Rev. Stephanie York Arnold
March 10, 2026
It is not enough simply to do no harm. Each of us must do our part to heal the harm that has been done, even when we did not personally cause it.
Shame has been widely examined in our culture over the last decade, in large part thanks to Dr. Brené Brown’s research and writing. A growing collective consciousness is pushing back against the ways shame has been used to oppress, diminish, and subjugate others. Many would argue that the Church has been one of shame’s greatest peddlers. Too often, our sermons and theology have conveyed messages of unworthiness and portrayed a distant God who will ONLY be in relationship with us if we are “washed in the blood” and accept salvation from a God who demands a sacrifice. This is a profoundly limited understanding of the grace and goodness of our Creator and the beauty of creation. Yet so many of us heard these messages for so long that we can scarcely imagine Good News coming from the very place that once taught us how bad we were.
So, I was intrigued to learn that a United Methodist congregation was courageously engaging this topic, seeking to confront shame honestly and diminish its power. This is a church people watch and learn from, far beyond its membership. It is generous, thoughtful, and transformative. I regularly learn from this congregation.
I was even more intrigued by the text chosen to launch the series: Genesis 3. I immediately bristled, as this passage has so often been used to shame women. Nearly every woman—churched or not—knows the story of Eve giving Adam the fruit and Adam blaming Eve for the so-called “Fall of Man.”
After that initial reaction, I waited with hopeful anticipation, trusting that this telling would be different.
The pastor offered a thoughtful account of the shame both Adam and Eve experienced after eating the fruit. He named the ways the Church has exploited that shame to build membership, budgets, and power—condemning humanity while positioning itself as the sole dispenser of grace. He beautifully described the tenderness of our Creator, who clothed Adam and Eve not because God was uncomfortable with their nakedness, but because humanity was. He articulated how shame-based theology has wounded countless people and distorted the Gospel, denying the truth that nothing can separate us from the love of our Creator.
And yet, my discomfort grew as the conversation turned to original sin and he began to quote Augustine (who as I have recently learned had serious issues with women). I realized that more than half of his congregation likely identified as female. Would he name the shame this passage has poured onto women for centuries?
I know I bristled because I have lost count of how often this text—and others—have been used to justify women’s subjugation, to declare us untrustworthy as leaders, and to place upon our shoulders the weight of humanity’s sin. This story has been used to brand women as the weaker sex, the tempters of men, the ones deserving suspicion. I once attended a wedding where the clergyperson asked all married men to stand and vow before God to lead their households because women were prone to failure. Husbands were told they bore responsibility for their wives’ redemption.
I longed to hear this gifted preacher—good, compassionate, wise, and widely admired—name clearly and directly that this passage has been weaponized to systemically oppress and shame women. That truth needed to be spoken. Full stop. Had it been named, it would have been balm to my heart.
In my imagination of what might have been healing, I wanted him to speak of the matriarchal societies in which these Genesis stories were likely shaped, societies that often understood the Divine through feminine imagery. I wanted him to ask whether that worldview may have threatened a newly formed patriarchal religious order. I wanted him to ask: Who held the pen that wrote these stories? And then to name that those pens were not held by women—making it unsurprising that the narrative so often faulted women. Nor should it surprise us that both women and snakes became objects of suspicion and fear, given their ancient ties, as snakes were symbols of the Divine Feminine.

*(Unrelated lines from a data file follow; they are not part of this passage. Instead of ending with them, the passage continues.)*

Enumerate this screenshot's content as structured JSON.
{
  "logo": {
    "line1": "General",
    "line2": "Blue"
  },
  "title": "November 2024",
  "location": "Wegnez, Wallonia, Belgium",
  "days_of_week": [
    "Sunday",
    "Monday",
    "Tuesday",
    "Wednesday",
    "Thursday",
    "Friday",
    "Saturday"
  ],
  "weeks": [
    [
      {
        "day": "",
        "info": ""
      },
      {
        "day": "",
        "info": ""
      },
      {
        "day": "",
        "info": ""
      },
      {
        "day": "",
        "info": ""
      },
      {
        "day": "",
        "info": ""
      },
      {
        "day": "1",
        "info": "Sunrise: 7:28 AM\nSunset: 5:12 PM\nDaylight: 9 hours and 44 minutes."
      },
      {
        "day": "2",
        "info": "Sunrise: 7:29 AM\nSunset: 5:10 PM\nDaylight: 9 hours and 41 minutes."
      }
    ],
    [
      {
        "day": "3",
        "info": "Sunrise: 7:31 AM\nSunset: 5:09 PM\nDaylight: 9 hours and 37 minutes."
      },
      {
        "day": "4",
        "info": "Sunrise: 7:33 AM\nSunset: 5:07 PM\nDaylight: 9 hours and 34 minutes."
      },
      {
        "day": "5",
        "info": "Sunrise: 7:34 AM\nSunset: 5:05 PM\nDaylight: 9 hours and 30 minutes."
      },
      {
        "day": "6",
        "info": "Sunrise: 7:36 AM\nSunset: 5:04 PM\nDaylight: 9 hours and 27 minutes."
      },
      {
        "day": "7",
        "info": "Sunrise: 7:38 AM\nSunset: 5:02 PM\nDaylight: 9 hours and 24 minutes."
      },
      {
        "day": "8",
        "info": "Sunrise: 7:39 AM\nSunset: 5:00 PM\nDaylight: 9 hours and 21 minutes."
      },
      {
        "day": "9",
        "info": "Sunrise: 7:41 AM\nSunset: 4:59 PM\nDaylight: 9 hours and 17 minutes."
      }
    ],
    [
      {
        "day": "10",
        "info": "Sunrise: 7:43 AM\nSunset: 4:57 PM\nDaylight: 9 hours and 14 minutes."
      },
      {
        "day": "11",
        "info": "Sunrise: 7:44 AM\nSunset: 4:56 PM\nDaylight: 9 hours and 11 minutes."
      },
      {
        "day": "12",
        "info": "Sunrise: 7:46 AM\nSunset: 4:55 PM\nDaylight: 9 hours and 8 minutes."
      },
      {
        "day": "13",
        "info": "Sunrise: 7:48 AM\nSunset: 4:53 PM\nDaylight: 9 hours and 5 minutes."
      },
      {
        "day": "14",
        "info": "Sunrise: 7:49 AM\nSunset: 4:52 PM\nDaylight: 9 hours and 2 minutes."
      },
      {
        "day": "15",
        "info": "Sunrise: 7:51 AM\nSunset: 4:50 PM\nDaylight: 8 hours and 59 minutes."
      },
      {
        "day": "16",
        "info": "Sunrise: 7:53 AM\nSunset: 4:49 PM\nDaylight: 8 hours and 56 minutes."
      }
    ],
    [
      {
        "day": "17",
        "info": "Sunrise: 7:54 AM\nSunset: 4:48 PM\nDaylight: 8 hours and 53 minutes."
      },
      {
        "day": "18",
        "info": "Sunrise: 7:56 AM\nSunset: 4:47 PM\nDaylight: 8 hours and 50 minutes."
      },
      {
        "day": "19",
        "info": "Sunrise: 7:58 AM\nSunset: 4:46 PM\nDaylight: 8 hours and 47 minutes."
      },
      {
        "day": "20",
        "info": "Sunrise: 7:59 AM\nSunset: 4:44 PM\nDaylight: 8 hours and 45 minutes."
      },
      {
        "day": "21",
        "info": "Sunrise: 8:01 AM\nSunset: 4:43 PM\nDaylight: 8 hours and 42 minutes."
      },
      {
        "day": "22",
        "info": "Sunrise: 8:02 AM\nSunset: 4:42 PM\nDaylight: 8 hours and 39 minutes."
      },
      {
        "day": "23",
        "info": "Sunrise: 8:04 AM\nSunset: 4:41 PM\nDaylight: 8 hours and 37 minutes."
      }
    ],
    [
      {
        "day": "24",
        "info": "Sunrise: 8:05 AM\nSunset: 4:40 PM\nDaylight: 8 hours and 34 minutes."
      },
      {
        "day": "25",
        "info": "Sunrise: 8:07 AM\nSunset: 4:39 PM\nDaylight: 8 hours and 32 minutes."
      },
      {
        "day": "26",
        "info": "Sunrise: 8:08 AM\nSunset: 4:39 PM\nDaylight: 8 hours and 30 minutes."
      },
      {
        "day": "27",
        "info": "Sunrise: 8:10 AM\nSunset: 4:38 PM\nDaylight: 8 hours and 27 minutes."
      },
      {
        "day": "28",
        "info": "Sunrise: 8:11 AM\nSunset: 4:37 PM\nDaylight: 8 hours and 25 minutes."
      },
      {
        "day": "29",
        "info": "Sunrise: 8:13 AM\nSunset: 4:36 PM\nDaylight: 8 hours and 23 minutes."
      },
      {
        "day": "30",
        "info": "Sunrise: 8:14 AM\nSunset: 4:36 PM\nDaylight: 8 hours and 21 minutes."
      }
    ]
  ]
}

But none of this was said. And I grieved for the women in the pews whose shame was only partially lifted.
I found myself wondering: Did he not know? Had he not studied this? Was this precisely why diverse voices in our pulpits matter—because lived experience, alongside reason and tradition, shapes how we interpret Scripture?
Or did he know, but decided it was too controversial? Too progressive? Too risky to give a fuller context for the text?
Or did he believe that simply not perpetuating the old harmful interpretations was enough to move the needle?
And that is when I realized: it is not.
It is not enough to be a good man who preaches good sermons that avoid perpetuating past harm. If you are a good preacher (regardless of your gender), you must actively learn the harm others have endured by the Church—and then you must seek to repair and heal wounds you may not have personally inflicted.
Too many men still occupy the pulpits, write the books, teach the classes, and hold the final authority in Church and society. It is not enough to avoid harm. You must actively work to heal it.
Liberate your people by naming how too often Scripture has been weaponized against women—how it has been used to subjugate, devalue, and even justify violence, distorting women’s God-given identity as image bearers and leaders.
And for goodness’s sake, do not quote Augustine and his concepts of original sin unless you correct his theology of women in the same breath. He may be called a Church Father, but that does not make him right in his belief that women are not fully made in the image of God.
We must do better if we really want to undo the culture of shame that the church has utilized for centuries.
York Arnold is the general secretary for the General Commission on the Status and Role of Women.